С этими словами вошел высокий худой солдат со впалыми щеками. Глаза его сверкали мрачной веселостью. Не еврей. «У вас есть стельки? — спросил он. — А еще карандаш и кусочек мыла?» Он бы купил не глядя китайские вазы, открытку с фото Марлен Дитрих, галстуки, да что угодно! Моисей завернул товар в газету на идиш. «Это арабский, месье?» — спросил солдат, широко и пьяно улыбаясь. «Нет, это еврейский алфавит. С вас три франка двадцать пять су, боец…»

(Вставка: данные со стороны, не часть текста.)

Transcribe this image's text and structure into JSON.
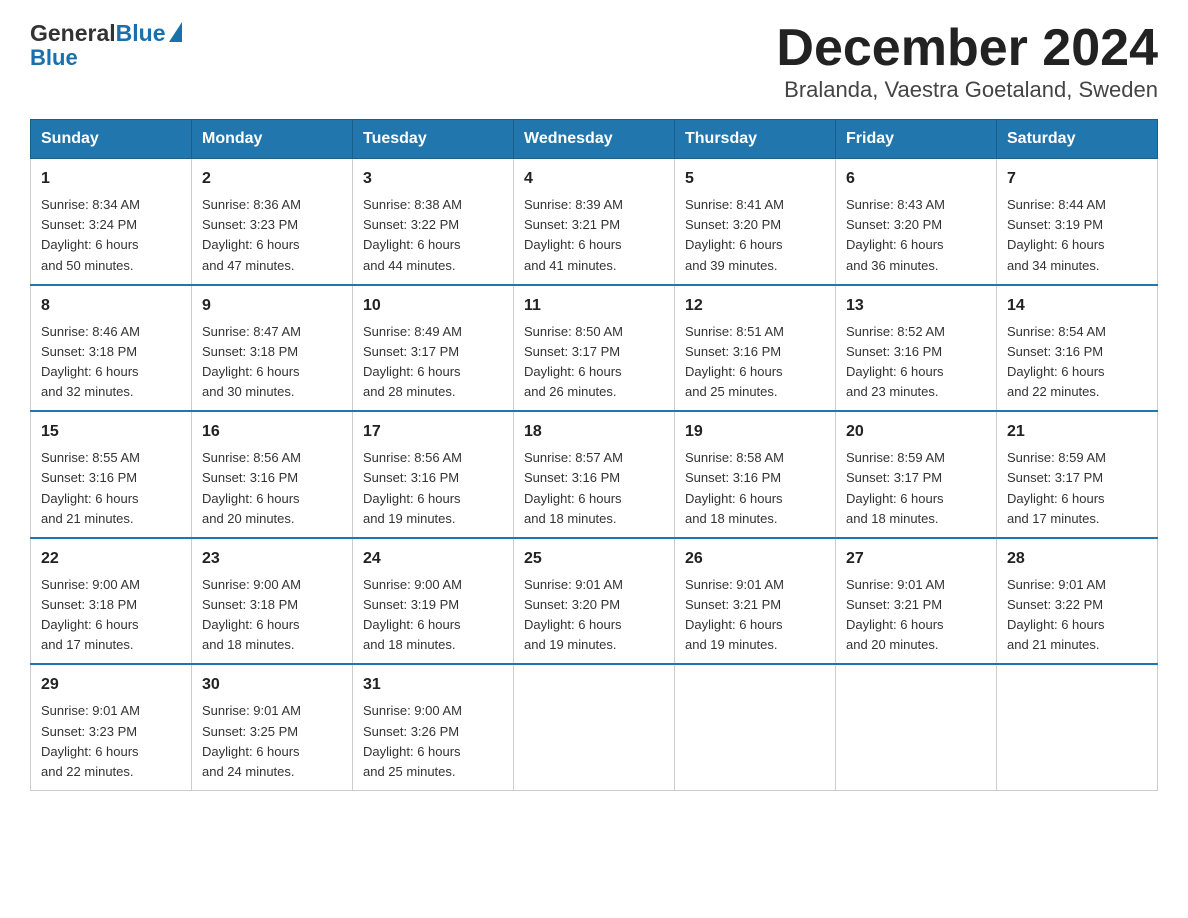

Солдат достал из кармана штанов банкноту и взглянул на нее оторопело: тысяча франков! Вот черт! Забавно, однако. За тысячу можно купить всю эту нищую лавочку, святого старца из колена Иудина, да и его клиентов в придачу… Солдат расхохотался. Давно никто так громко не смеялся в этом месте. Моисей подумал, что покупатель, должно быть, пьян, взглянул на банкноту, водрузил на нос очки, чтобы рассмотреть ее, и покачал головой, тоже смеясь, только тихо.

— У меня не будет сдачи, месье.

— И что, торговец, мне за дело, — возразил солдат, — если у вас нет сдачи!

Он сгреб покупки, бросил скатанную в шарик банкноту среди луковиц и повернулся в Морицу Зильберу и Хосе Ортиге:

— Пропустите со мной стаканчик?

Бледно-желтыми пальцами Моисей развернул банкноту. «Хорошо, — пробормотал старик, — я попытаюсь ее разменять. Минутку, пожалуйста…» Моисей вышел, трое мужчин остались на месте.

— Валим отсюда быстро, — живо сказал солдат (рот его кривился тревожной ухмылкой). — Я угощаю.

— Почему бы нет? — подумал вслух ошеломленный Зильбер.

Темная улица… Девочка бежала во мраке, поскользнулась и выронила булочку, которую несла. Солдат подхватил ее на лету. «Осторожней, соплюшка. Вот тебе картинка!» Он вложил ей в ручку скомканную банкноту. «Не бойся, крошка, картинка-то красивая». Малышка дала стрекача. Они подошли к ресторану «Тель-Авив».

— Два слова, пока не вошли, товарищ, — сказал Ортига. — Вы уверены, что уже не выпили лишнего?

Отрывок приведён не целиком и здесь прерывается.